Le 24 mars 2015, le conseil général de Seine-Saint-Denis a informé l'employeur de ce que la dérogation accordée à la salariée, laquelle ne possède pas les diplômes requis par la réglementation sanitaire pour exercer ses fonctions de directrice de la crèche située au [Localité 3], était venue à échéance le 13 février 2015, sans possibilité de reconduction.

Par lettre du 5 mai 2015, l'employeur propose une mutation au poste de directrice d'une crèche située dans un autre lieu.
La salariée, qui avait refusé cette proposition par lettres des 29 mai et 17 juin 2015, est licenciée le 2 juillet 2015 en raison de son refus d'être mutée. 

Elle décide de saisir la juridiction prud’homale aux fins de contester son licenciement.

La cour d'appel de Paris, par arrêt du 22 septembre 2021, donne raison à la salariée. 

Mais l’employeur décide de se pourvoir en cassation.

La Cour de cassation confirme l’arrêt de la cour d’appel, rejetant le pourvoi formé par l’employeur.

A cette occasion, la Cour de cassation indique qu’il avait été constaté dans cette affaire que : 

  • L’employeur avait proposé à la salariée une mutation dans une société dont il était l'actionnaire majoritaire ;
  • Ce dont il résultait que l'employeur ne pouvait sanctionner le refus de la salariée;
  • Ce qui permettait d’en déduire que son licenciement était sans cause réelle et sérieuse. 

Extrait de l’arrêt :



Réponse de la Cour

8. Un salarié ne peut accepter par avance un changement d'employeur.

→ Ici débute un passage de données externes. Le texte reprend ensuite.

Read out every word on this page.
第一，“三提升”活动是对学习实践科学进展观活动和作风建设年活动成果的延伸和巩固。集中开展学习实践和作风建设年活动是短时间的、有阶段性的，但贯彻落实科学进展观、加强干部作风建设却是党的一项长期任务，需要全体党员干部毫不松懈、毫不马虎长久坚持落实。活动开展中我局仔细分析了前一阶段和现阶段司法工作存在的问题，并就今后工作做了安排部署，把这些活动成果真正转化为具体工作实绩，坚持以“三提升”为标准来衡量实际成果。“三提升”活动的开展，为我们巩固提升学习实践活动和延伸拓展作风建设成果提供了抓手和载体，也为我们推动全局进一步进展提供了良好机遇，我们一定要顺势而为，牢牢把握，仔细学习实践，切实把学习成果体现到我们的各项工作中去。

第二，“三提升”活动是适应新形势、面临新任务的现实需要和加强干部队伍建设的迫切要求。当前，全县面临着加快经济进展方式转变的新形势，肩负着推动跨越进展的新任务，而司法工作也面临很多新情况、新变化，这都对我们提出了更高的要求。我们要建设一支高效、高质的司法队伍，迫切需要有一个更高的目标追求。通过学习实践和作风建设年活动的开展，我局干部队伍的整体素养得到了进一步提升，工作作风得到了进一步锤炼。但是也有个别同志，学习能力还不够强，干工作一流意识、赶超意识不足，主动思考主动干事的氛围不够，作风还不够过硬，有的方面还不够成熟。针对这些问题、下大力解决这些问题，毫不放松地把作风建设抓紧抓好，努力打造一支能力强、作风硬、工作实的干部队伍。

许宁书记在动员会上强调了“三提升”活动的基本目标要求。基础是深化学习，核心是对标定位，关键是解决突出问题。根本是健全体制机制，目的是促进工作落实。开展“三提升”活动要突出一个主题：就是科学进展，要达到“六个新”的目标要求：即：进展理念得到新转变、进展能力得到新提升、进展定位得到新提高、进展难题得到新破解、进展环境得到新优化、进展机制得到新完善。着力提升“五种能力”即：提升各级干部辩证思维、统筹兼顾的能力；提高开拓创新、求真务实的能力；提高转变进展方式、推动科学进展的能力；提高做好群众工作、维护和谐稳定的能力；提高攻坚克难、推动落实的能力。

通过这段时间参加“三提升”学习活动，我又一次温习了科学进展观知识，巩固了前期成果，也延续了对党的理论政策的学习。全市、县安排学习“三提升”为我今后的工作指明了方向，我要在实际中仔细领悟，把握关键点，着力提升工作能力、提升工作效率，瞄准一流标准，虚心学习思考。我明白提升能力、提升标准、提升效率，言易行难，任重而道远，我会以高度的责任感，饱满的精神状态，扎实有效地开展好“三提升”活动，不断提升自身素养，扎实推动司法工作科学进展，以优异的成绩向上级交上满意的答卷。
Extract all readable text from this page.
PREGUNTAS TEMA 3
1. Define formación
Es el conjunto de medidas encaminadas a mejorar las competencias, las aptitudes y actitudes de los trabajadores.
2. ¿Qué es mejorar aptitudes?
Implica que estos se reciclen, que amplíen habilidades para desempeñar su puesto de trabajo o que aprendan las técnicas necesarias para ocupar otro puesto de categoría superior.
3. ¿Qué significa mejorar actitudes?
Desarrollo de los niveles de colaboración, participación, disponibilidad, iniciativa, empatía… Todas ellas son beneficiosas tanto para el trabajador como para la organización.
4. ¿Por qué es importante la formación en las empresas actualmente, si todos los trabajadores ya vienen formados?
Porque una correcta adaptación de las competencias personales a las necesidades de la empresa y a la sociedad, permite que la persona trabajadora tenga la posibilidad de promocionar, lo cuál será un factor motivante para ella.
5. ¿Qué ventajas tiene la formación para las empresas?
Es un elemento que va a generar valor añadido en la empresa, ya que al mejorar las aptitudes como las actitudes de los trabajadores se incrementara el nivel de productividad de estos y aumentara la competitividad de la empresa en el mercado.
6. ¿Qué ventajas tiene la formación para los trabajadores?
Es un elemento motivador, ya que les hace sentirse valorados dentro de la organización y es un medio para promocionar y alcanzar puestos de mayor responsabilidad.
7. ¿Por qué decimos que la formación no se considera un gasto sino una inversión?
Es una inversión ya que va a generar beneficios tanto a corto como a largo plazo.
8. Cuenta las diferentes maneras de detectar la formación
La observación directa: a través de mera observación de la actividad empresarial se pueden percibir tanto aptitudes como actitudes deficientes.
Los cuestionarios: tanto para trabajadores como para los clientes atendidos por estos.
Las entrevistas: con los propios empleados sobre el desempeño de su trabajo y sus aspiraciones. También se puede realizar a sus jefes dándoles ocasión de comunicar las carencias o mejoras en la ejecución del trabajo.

9. La cour d'appel, qui a constaté que l'employeur avait proposé à la salariée une mutation dans une société dont il était l'actionnaire majoritaire, ce dont il résultait que l'employeur ne pouvait sanctionner le refus de la salariée, en a exactement déduit que son licenciement était sans cause réelle et sérieuse.

10. Par ce motif de pur droit, substitué à ceux critiqués, dans les conditions prévues par les articles 620, alinéa 1er, et 1015 du code de procédure civile, l'arrêt se trouve légalement justifié.

PAR CES MOTIFS, la Cour :

REJETTE les pourvois principal et incident ; 

Cour de cassation du , pourvoi n°23-10326

Commentaire de LégiSocial

L’affaire présente qui évoque la « mutation » est l’occasion pour nous de rappeler des principes importants concernant la « clause de mobilité » parfois présente au sein des contrats de travail.

Les informations ci-après proposées sont extraites d’une de nos fiches pratiques consacrée à cette thématique : 

Principe et objectif

Cette clause permet à l’employeur de se réserver la possibilité de modifier le lieu de travail du salarié et cela sans son accord.

  • La mutation du salarié = modification des modalités d’exécution du contrat de travail ;
  • Le refus du salarié= sanction disciplinaire qui peut aller jusqu’au licenciement pour faute grave.

Conditions de validité ?

On peut dénombrer 7 conditions de validité à respecter afin que cette clause soit reconnue et porte ses effets : 

  1. Être indiquée sur le contrat de travail;
  2. Préciser une zone géographique ;
  3. Respecter les dispositions conventionnelles ;
  4. Ne pas faire l’objet d’un changement unilatéral ;
  5. Ne pas prévoir la rupture automatique du contrat ;
  6. Être conforme aux intérêts légitimes de l’entreprise ;
  7. Respecter un délai de prévenance.